One alternate policy that Democrats and advocates are floating is narrowing their horizons on immigration by making a simple change to a decades-old “registry” law, according to multiple people familiar with the discussions. That law allows immigrants to apply for a green card if they arrived in the U.S. before a certain year, and that date was last altered in 1986 to let undocumented immigrants who came to the U.S. before 1972 apply for legal status.
Some Democrats say simply updating that law with a more recent year, greatly increasing the number of immigrants eligible to apply for legal status, could pass muster with the Senate parliamentarian.
“The registry is one possibility,” said Rep. Lucille Roybal-Allard (D-Calif.), noting that the law hasn’t been updated since the Reagan era. “We’re looking at all different alternatives. We’re not giving up.”
Menendez confimed his interest in that approach: “We’re not changing the law which was the essence of her arguments that I read in her opinion,” he said. “We are just updating a date.”
Including some kind of immigration reform in the party’s social spending package is a major priority for both the Congressional Hispanic Caucus and the far bigger Congressional Progressive Caucus.
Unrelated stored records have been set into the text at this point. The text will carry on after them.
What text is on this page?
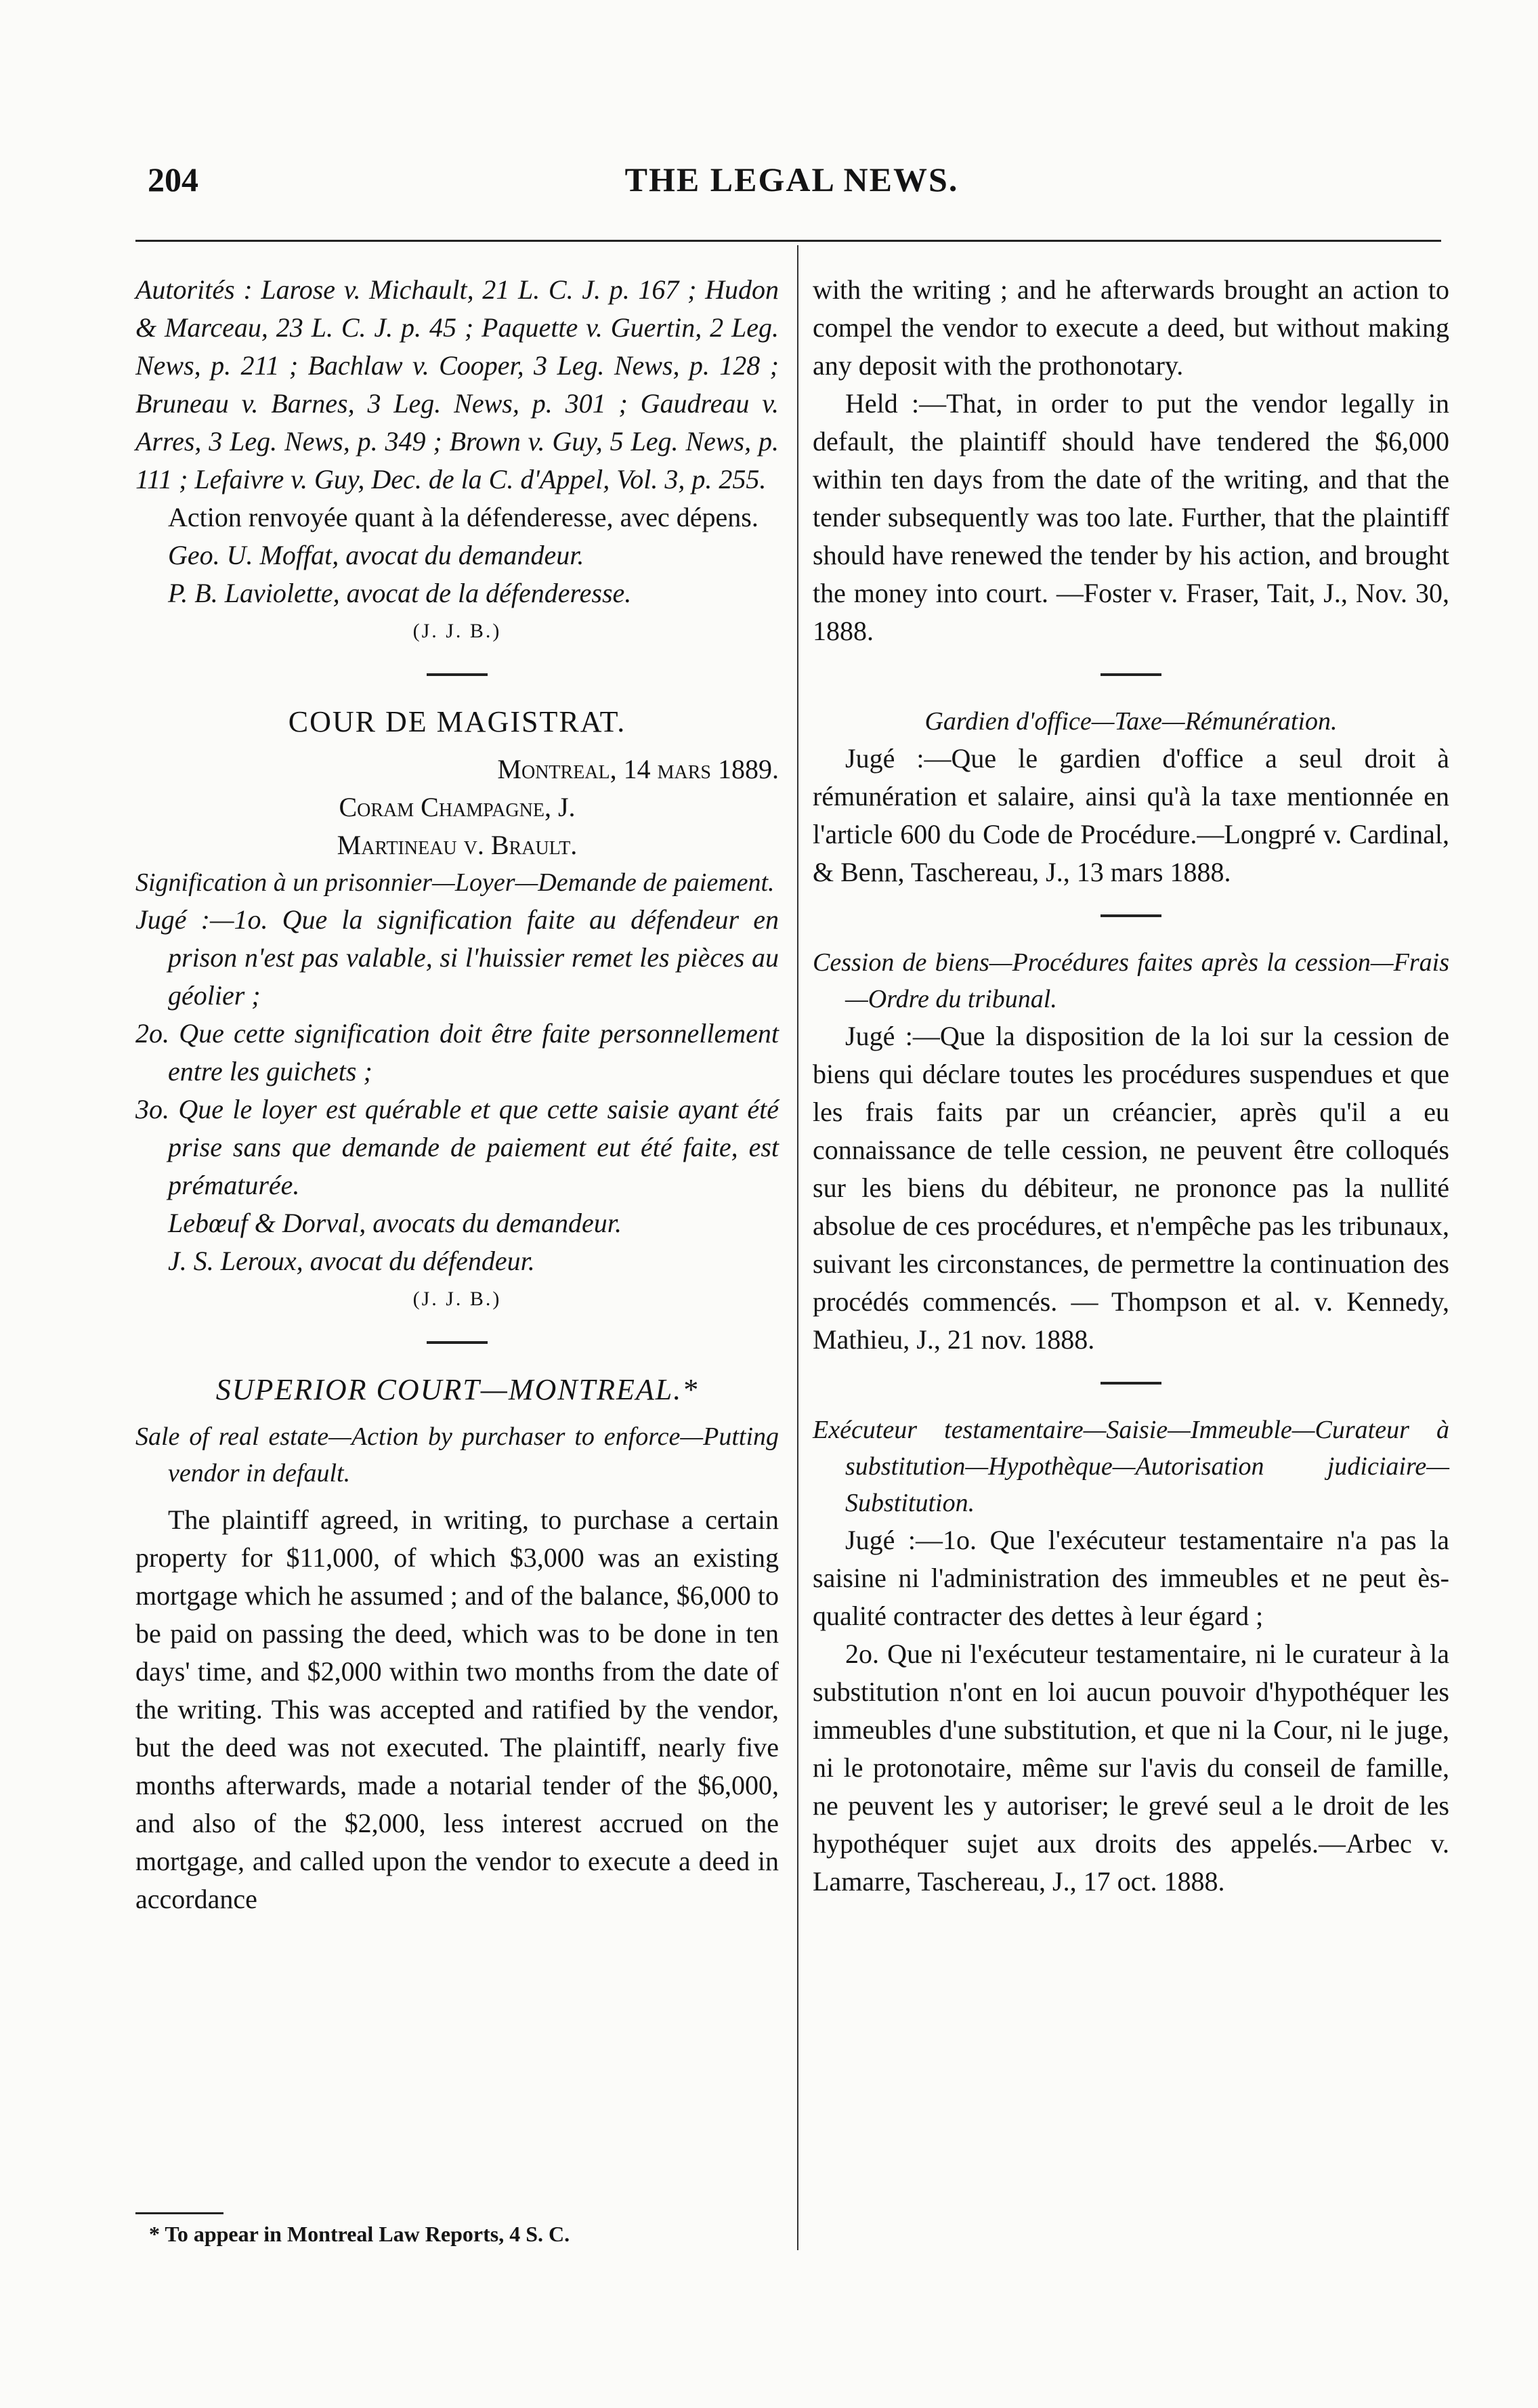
204	THE LEGAL NEWS.

Autorités : Larose v. Michault, 21 L. C. J. p. 167 ; Hudon & Marceau, 23 L. C. J. p. 45 ; Paquette v. Guertin, 2 Leg. News, p. 211 ; Bachlaw v. Cooper, 3 Leg. News, p. 128 ; Bruneau v. Barnes, 3 Leg. News, p. 301 ; Gaudreau v. Arres, 3 Leg. News, p. 349 ; Brown v. Guy, 5 Leg. News, p. 111 ; Lefaivre v. Guy, Dec. de la C. d'Appel, Vol. 3, p. 255.

Action renvoyée quant à la défenderesse, avec dépens.

Geo. U. Moffat, avocat du demandeur.

P. B. Laviolette, avocat de la défenderesse.

(J. J. B.)

COUR DE MAGISTRAT.

Montreal, 14 mars 1889.

Coram Champagne, J.

Martineau v. Brault.

Signification à un prisonnier—Loyer—Demande de paiement.

Jugé :—1o. Que la signification faite au défendeur en prison n'est pas valable, si l'huissier remet les pièces au géolier ;

2o. Que cette signification doit être faite personnellement entre les guichets ;

3o. Que le loyer est quérable et que cette saisie ayant été prise sans que demande de paiement eut été faite, est prématurée.

Lebœuf & Dorval, avocats du demandeur.

J. S. Leroux, avocat du défendeur.

(J. J. B.)

SUPERIOR COURT—MONTREAL.*

Sale of real estate—Action by purchaser to enforce—Putting vendor in default.

The plaintiff agreed, in writing, to purchase a certain property for $11,000, of which $3,000 was an existing mortgage which he assumed ; and of the balance, $6,000 to be paid on passing the deed, which was to be done in ten days' time, and $2,000 within two months from the date of the writing. This was accepted and ratified by the vendor, but the deed was not executed. The plaintiff, nearly five months afterwards, made a notarial tender of the $6,000, and also of the $2,000, less interest accrued on the mortgage, and called upon the vendor to execute a deed in accordance

with the writing ; and he afterwards brought an action to compel the vendor to execute a deed, but without making any deposit with the prothonotary.

Held :—That, in order to put the vendor legally in default, the plaintiff should have tendered the $6,000 within ten days from the date of the writing, and that the tender subsequently was too late. Further, that the plaintiff should have renewed the tender by his action, and brought the money into court. —Foster v. Fraser, Tait, J., Nov. 30, 1888.

Gardien d'office—Taxe—Rémunération.

Jugé :—Que le gardien d'office a seul droit à rémunération et salaire, ainsi qu'à la taxe mentionnée en l'article 600 du Code de Procédure.—Longpré v. Cardinal, & Benn, Taschereau, J., 13 mars 1888.

Cession de biens—Procédures faites après la cession—Frais—Ordre du tribunal.

Jugé :—Que la disposition de la loi sur la cession de biens qui déclare toutes les procédures suspendues et que les frais faits par un créancier, après qu'il a eu connaissance de telle cession, ne peuvent être colloqués sur les biens du débiteur, ne prononce pas la nullité absolue de ces procédures, et n'empêche pas les tribunaux, suivant les circonstances, de permettre la continuation des procédés commencés. — Thompson et al. v. Kennedy, Mathieu, J., 21 nov. 1888.

Exécuteur testamentaire—Saisie—Immeuble—Curateur à substitution—Hypothèque—Autorisation judiciaire—Substitution.

Jugé :—1o. Que l'exécuteur testamentaire n'a pas la saisine ni l'administration des immeubles et ne peut ès-qualité contracter des dettes à leur égard ;

2o. Que ni l'exécuteur testamentaire, ni le curateur à la substitution n'ont en loi aucun pouvoir d'hypothéquer les immeubles d'une substitution, et que ni la Cour, ni le juge, ni le protonotaire, même sur l'avis du conseil de famille, ne peuvent les y autoriser; le grevé seul a le droit de les hypothéquer sujet aux droits des appelés.—Arbec v. Lamarre, Taschereau, J., 17 oct. 1888.

* To appear in Montreal Law Reports, 4 S. C.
That roughly 100-member bloc in the House has outlined immigration as one of five priorities that must be in their package to win support on the left.
In the House, at least two Latino Democrats have vowed to oppose the entire package if immigration reform isn’t included. Still, other lawmakers and aides speculated that those Democrats would be forced to soften their threat if the parliamentarian fully rejects the strategy.
One of those Democrats, Rep. Chuy Garcia, reiterated Monday that “immigration reform needs to be a part of reconciliation.”
The Illinois Democrat also suggested that there could be another option — overruling the parliamentarian, something that Senate Democrats have little appetite for.
“We’d like to exhaust all the avenues before we get to something like that. But we should remember her role is to interpret rules. In the past, the body has overridden the parliamentarian’s recommendations,” Garcia said.
Democrats had argued to the parliamentarian that the budgetary effect of providing permanent legal status to Dreamers, farmworkers, essential workers during the pandemic and those with Temporary Protected Status would be significant enough to include in reconciliation because more people would become eligible for federal benefits. But the parliamentarian concluded that their proposal is “a broad, new immigration policy,” ushering in a societal change that “substantially outweighs the budgetary impact.”
The parliamentarian’s Sunday decision is also likely to renew calls from the left for the Senate to scrap the legislative filibuster, which Senate Democrats don’t currently have the votes to do.
“We anticipated that this would be very difficult,” said Rep. Veronica Escobar (D-Texas).
Asked if there would be calls within the Hispanic Caucus to override the Senate rule official, Escobar said that “we’re not there yet.”
Senate Republicans, meanwhile, praised the parliamentarian. Sen. Thom Tillis (R-N.C.), who is part of a bipartisan working group focused on immigration reform, said Sunday’s decision “dismisses the notion that either party could go it alone” and could motivate Republicans and Democrats to return to the negotiating table on the topic.
The bipartisan working group has met several times, including earlier this summer, but there’s so far little evidence of progress. Senate Republicans have said that they don’t want to address a pathway to citizenship without changes to Biden’s border policy.
When asked whether bipartisan immigration reform was possible this Congress, Tillis offered a wry dose of reality.
“Sure,” he said. “Every bit as the last 20.”